A ação de Marlon Brando pretendeu apoiar um movimente emergente àquela data, que se inspirou nos protestos do Movimento Indígena Americano, após os massacres de Wounded Knee, na Dakota do Sul, nos EUA, em 1890.

Sacheen Littlefeather subiu ao palco levando numa mão a carta escrita por Brando e, com a outra, recusou a estatueta entregue pelos apresentadores Roger Moore e Liv Ullmann, tal como prometera a Brando.

Em 2021, a atriz revelou ao jornal britânico The Guardian que a carta escrita por Marlon Brando tinha oito páginas, mas que o diretor da cerimónia apenas lhe concedeu 60 segundos para que discursasse. Ainda assim, o curto discurso da atriz foi interrompido pelos assobios vindos da audiência.

Littlefeather relevou que membros da segurança do evento tiveram de deter John Wayne, para que este não agredisse a atriz.
A Academia de Artes e Ciências Cinematográficas de Hollywood emitiu um comunicado assinado pelo seu presidente, David Rubin, a 18 de junho, descrevendo a atitude de Sacheen Littlefeather como "um sinal claro de que nos devemos relembrar da necessidade do respeito e da dignidade humana".

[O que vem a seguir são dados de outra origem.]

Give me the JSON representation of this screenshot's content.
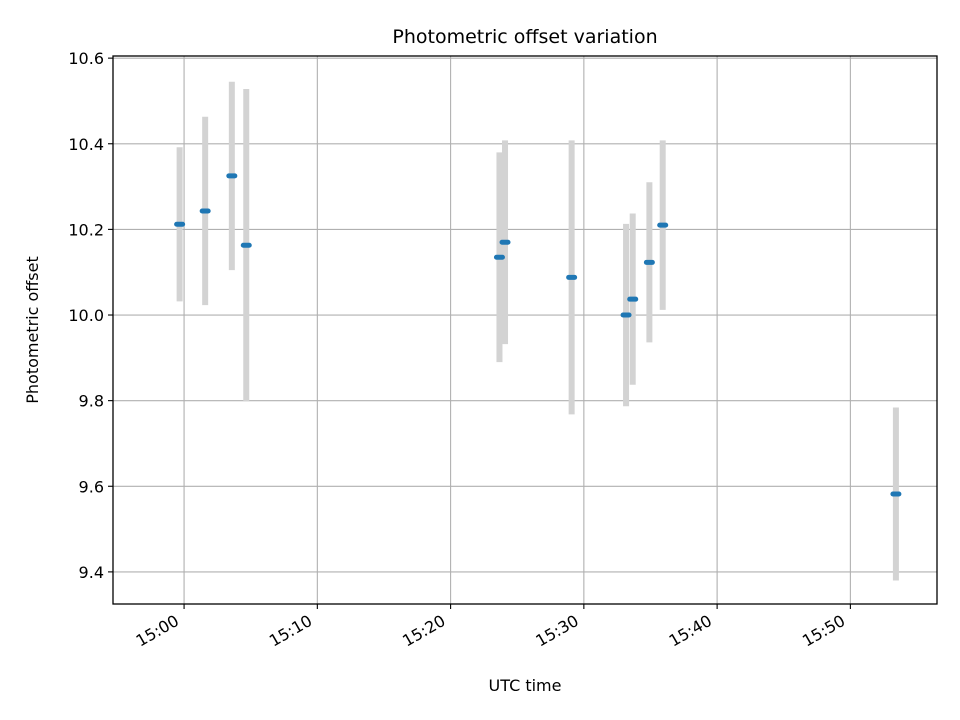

"O abuso sofrido por causa do discurso foi injustificável. O fardo emocional que viveu e o custo que teve na sua própria carreira na nossa indústria são irreparáveis. Durante demasiado tempo, a coragem que demonstrou não foi reconhecida. Por isso oferecemos as nossas mais profundas desculpas e a nossa admiração sincera."

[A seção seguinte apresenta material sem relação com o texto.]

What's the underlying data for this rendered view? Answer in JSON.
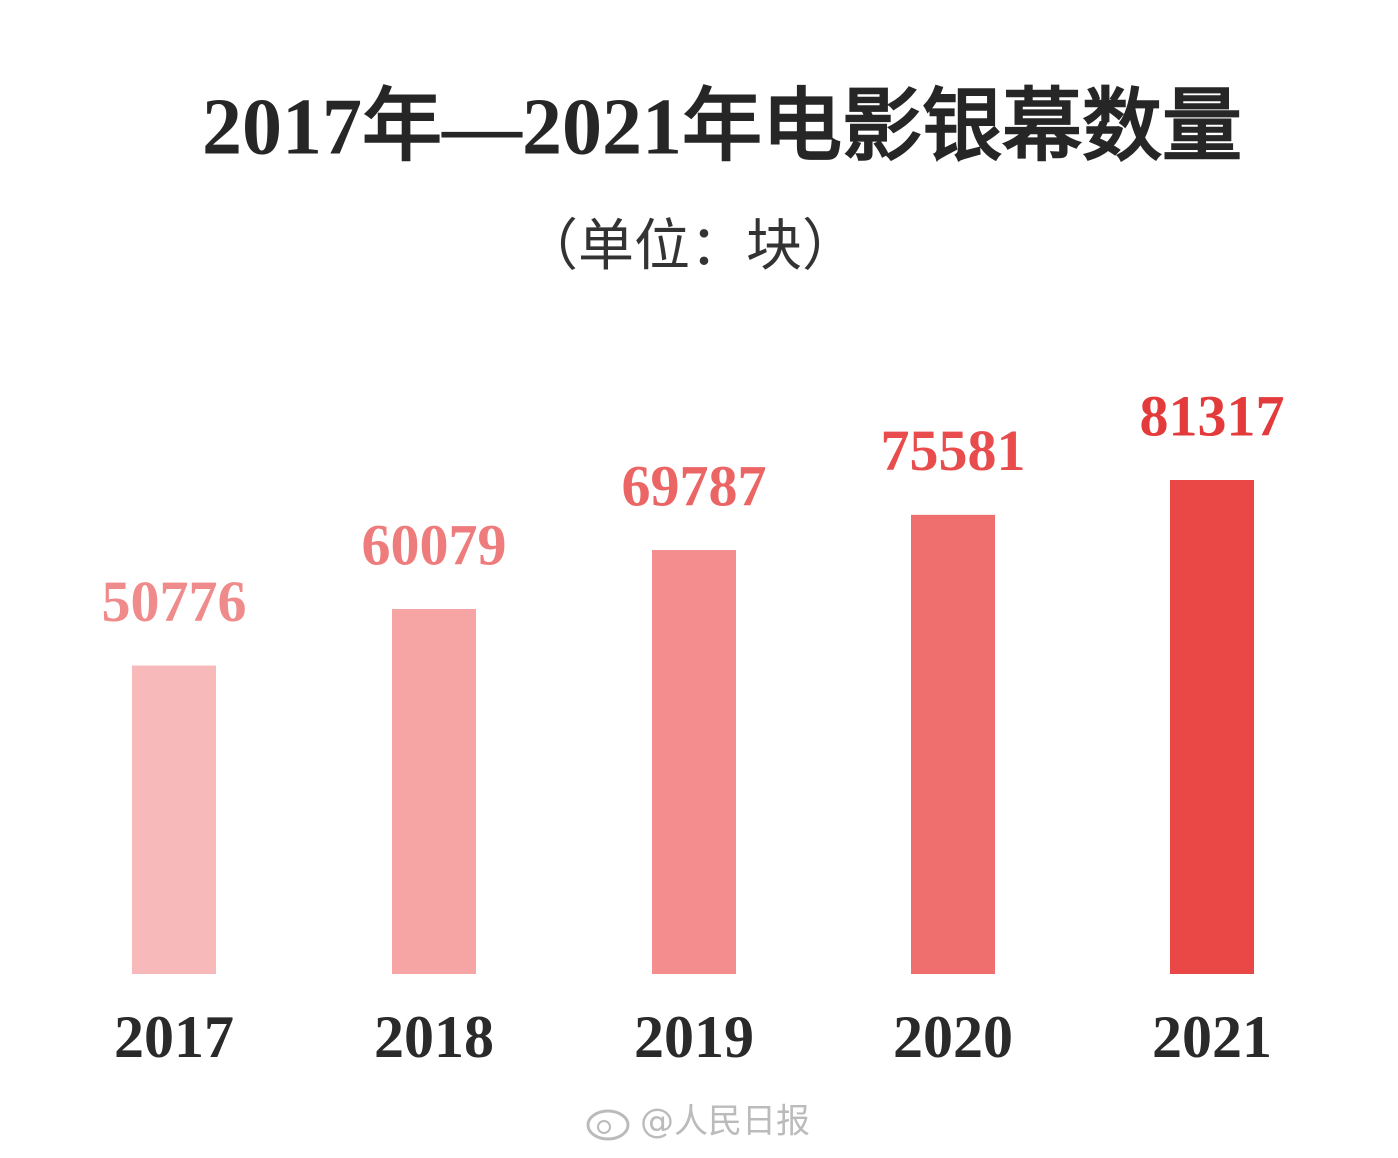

Littlefeather, agora com 75 anos, já reagiu ao comunicado, afirmando com humor: "Quanto ao pedido de desculpas da Academia para mim, nós índios, somos pessoas muito pacientes – só passaram 50 anos! Temos de manter sempre o nosso sentido de humor. É o nosso método de sobrevivência".

"Nunca pensei que viveria para ver este dia. Isto é um sonho tornado realidade. É profundamente animador ver o quanto as coisas mudaram desde que não aceitei o Óscar há 50 anos".